On Thu, Apr 7, 2022 at 8:35 PM Kees Cook <keescook@xxxxxxxxxxxx> wrote:
>
> On Thu, Apr 07, 2022 at 04:43:10PM -0700, Dan Williams wrote:
> > On Thu, Apr 7, 2022 at 11:47 AM Dan Williams <dan.j.williams@xxxxxxxxx> wrote:
> > >
> > > On Wed, Apr 6, 2022 at 12:46 PM Kees Cook <keescook@xxxxxxxxxxxx> wrote:
> > > >
> > > > *thread necromancy*
> > >
> > > It's alive!
> > >
> > > >
> > > > Hi Dan,
> > > >
> > > > I'm doing a KSPP bug scrub and am reviewing
> > > > https://github.com/KSPP/linux/issues/74 again.
> > > >
> > > > Do you have a chance to look at this? I'd love a way to make mmap()

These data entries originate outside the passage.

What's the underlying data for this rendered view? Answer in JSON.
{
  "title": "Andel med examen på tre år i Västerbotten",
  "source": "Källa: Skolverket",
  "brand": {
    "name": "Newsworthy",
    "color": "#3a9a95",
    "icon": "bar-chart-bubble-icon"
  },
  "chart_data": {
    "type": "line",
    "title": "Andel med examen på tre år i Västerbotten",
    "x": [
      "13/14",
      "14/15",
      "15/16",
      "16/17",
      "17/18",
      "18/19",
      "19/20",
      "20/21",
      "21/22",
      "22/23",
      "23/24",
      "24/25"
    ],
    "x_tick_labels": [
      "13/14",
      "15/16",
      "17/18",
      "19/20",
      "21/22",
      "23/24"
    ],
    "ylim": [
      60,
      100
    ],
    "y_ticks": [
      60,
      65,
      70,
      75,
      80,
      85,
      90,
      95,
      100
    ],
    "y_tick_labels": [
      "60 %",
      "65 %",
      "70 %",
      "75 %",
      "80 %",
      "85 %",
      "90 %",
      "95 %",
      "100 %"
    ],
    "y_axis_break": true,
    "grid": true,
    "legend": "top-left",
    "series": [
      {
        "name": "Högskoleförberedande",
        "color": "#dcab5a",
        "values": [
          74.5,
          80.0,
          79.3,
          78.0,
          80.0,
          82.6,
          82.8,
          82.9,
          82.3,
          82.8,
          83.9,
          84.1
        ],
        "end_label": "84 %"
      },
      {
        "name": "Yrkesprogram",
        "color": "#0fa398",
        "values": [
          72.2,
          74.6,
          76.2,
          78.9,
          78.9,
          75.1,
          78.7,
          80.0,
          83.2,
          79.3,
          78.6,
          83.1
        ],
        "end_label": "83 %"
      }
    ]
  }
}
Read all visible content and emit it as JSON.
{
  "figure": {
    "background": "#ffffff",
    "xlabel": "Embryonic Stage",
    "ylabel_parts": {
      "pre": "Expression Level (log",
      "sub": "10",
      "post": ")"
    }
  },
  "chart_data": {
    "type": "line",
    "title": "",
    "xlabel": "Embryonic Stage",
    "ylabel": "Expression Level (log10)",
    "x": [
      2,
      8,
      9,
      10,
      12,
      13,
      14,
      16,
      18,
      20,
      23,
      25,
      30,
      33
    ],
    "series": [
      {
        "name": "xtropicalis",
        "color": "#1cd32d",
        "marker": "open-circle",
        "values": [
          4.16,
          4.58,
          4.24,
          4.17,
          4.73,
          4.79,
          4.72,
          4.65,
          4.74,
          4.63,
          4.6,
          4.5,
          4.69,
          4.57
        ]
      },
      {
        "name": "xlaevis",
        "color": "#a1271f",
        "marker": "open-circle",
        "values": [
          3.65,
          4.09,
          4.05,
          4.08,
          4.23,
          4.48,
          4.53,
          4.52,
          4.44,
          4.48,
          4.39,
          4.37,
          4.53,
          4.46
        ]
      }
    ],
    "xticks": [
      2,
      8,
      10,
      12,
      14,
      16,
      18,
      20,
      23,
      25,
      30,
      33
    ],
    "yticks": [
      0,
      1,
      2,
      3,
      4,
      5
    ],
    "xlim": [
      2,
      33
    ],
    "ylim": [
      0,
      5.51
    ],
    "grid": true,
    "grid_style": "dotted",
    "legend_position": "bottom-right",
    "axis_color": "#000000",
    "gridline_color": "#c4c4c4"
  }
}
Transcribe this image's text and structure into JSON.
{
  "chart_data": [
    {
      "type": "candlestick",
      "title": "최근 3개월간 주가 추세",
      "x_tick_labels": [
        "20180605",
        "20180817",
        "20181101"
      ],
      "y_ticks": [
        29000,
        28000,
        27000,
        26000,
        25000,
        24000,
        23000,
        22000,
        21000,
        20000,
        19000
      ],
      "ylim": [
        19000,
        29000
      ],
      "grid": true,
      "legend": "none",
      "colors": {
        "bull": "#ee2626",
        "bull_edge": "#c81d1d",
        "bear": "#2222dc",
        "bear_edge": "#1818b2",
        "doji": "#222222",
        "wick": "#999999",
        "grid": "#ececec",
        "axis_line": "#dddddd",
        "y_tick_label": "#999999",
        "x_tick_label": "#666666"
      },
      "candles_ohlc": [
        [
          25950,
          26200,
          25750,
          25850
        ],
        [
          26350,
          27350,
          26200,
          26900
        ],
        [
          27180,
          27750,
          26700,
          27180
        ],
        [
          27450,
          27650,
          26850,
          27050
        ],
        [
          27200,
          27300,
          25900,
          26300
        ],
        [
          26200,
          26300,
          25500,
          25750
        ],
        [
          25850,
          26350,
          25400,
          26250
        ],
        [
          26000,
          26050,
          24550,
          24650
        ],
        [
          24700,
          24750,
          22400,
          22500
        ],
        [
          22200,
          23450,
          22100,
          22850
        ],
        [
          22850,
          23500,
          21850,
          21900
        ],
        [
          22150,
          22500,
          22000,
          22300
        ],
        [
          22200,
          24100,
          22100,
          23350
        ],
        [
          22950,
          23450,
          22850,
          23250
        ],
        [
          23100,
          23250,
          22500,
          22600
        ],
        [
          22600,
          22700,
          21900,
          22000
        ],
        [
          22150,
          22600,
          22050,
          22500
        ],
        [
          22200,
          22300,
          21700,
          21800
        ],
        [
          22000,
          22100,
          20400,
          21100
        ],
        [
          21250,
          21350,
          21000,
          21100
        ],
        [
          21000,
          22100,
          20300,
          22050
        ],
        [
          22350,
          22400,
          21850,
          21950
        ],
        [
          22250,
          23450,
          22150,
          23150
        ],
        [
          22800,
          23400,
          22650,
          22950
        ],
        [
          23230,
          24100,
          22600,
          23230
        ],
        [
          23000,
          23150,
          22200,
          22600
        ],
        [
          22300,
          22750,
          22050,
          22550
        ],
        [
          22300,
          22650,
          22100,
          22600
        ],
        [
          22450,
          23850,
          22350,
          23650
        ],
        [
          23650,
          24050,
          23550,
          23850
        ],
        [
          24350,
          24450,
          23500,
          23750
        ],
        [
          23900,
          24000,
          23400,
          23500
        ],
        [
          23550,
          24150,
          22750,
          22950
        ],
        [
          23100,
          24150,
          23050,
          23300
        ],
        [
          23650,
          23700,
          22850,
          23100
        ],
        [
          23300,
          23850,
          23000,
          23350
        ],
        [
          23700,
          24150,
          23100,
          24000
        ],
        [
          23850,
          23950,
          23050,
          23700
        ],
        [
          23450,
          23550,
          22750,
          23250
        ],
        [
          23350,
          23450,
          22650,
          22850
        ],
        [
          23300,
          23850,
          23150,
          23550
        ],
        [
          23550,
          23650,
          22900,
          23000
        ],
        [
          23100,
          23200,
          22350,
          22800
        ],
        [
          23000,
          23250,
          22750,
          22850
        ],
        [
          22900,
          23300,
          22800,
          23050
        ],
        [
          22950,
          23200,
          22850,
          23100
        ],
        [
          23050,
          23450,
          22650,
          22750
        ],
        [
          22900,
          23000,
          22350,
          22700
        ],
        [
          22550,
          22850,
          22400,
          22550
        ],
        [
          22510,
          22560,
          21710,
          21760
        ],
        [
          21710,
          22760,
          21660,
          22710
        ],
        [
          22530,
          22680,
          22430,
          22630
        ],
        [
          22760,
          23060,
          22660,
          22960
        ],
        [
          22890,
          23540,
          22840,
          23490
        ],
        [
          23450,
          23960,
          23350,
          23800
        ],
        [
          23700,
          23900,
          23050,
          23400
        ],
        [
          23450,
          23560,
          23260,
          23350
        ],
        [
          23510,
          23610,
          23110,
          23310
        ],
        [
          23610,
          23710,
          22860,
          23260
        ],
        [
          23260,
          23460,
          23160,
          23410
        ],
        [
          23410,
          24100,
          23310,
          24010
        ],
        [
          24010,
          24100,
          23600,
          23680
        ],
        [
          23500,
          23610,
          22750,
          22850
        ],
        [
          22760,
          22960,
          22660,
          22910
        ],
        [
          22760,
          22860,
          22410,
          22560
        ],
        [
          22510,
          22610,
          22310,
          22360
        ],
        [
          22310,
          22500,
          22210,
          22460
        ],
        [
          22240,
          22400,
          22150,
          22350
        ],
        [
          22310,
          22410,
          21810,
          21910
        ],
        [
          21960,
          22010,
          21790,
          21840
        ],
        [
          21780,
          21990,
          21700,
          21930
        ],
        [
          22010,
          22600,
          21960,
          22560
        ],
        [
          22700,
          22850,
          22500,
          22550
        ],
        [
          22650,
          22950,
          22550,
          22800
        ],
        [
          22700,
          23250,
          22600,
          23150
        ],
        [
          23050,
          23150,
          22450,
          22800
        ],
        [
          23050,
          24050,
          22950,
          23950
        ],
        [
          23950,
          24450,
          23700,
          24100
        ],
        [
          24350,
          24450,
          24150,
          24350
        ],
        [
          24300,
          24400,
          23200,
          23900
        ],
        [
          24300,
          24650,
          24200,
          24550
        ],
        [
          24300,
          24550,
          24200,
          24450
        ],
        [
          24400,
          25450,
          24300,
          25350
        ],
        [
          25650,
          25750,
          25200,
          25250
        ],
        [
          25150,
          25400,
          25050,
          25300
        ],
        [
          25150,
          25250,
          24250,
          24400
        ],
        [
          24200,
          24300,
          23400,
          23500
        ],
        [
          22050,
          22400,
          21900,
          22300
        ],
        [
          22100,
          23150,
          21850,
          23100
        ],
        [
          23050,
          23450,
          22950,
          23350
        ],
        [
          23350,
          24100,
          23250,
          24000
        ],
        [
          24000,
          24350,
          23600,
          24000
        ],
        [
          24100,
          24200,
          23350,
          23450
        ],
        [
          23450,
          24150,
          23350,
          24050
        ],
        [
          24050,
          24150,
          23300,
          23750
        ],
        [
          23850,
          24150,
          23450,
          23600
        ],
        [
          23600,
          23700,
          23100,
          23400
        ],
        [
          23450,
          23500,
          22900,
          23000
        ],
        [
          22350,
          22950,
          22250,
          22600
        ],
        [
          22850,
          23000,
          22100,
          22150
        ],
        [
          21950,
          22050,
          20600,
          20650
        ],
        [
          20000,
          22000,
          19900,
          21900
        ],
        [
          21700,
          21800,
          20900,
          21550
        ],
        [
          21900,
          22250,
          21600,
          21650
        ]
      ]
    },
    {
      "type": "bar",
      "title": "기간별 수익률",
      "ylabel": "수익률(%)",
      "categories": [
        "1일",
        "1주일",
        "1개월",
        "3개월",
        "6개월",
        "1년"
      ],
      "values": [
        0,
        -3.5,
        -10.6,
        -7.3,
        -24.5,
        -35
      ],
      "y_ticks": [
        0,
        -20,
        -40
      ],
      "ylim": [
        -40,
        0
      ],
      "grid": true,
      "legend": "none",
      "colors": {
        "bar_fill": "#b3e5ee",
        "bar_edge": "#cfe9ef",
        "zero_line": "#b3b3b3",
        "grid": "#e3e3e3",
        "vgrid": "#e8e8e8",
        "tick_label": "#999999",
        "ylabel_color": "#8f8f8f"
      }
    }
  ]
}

> > > > behave the same way as read() for the first meg of /dev/mem.
> > >
> > > You want 0-reads or SIGBUS when attempting to access the first 1MB?
> > >
> > > Because it sounds like what you want is instead of loudly failing with
> > > -EPERM in drivers/char/mem.c::mmap_mem() you want it to silently
> > > succeed but swap in the zero page, right? Otherwise if it's SIGBUS
> > > then IO_STRICT_DEVMEM=y + marking that span as IORESOURCE_BUSY will
> > > "Do the Right Thing (TM).".
> >
> > In other words, if IO_STRICT_DEVMEM is enabled then the enforcement is
> > already there at least for anything marked IORESOURCE_BUSY. So if
> > tools are ok with that protection today, maybe there is no need to do
> > the zero page dance. I.e. legacy tools the read(2) /dev/mem below 1MB
> > get zeroes, and apparently no tools were mmap'ing below 1MB otherwise
> > they would have complained by now? At least Fedora is shipping
> > IO_STRICT_DEVMEM these days:
> >
> > https://src.fedoraproject.org/rpms/kernel/blob/rawhide/f/kernel-x86_64-fedora.config#_2799
>
> When I try to mmap a RAM area <1MiB, mmap succeeds (range_is_allowed()
> is non-zero), so I don't think IO_STRICT_DEVMEM would trip anything
> using mmap on /dev/mem there.
>
> I am only reading 0s from there, though, but I don't see what's all
> happening. I thought maybe it was just literally unused, but even with
> CONFIG_PAGE_POISONING=y booted with page_poison=1, I still read 0s (not
> 0xaa), but I'd like to understand _why_ (i.e. I can't tell if it is
> accidentally safe, intentionally safe, or my test is bad.)
>
> For example:
>
> # cat /proc/iomem
> 00000000-00000fff : Reserved
> 00001000-0009fbff : System RAM
> 0009fc00-0009ffff : Reserved
> 000a0000-000bffff : PCI Bus 0000:00
> 000c0000-000c99ff : Video ROM
> ...
>
> If I mmap page 0, it's rejected (non-RAM). If I mmap page 1, it works,
> but it's all 0s. (Which is what I'd like, but I don't see where this is
> happening.)

I'm worried it's all zero's by luck and that the logic in
devmem_is_allowed() to return 2 is actually allowing the mmap() case
to successfully bypass STRICT_DEVMEM where read(2) would have had the
buffer cleared by the kernel.

mmap_mem() would need to walk the range and map the zero_page pfn for
all of the intersections with system-ram, but if the mapping is
writable it would need to allocate memory to prevent the zero page
from being written. If you can write to it and still see your data on
the next attempt then STRICT_DEVMEM is being bypassed.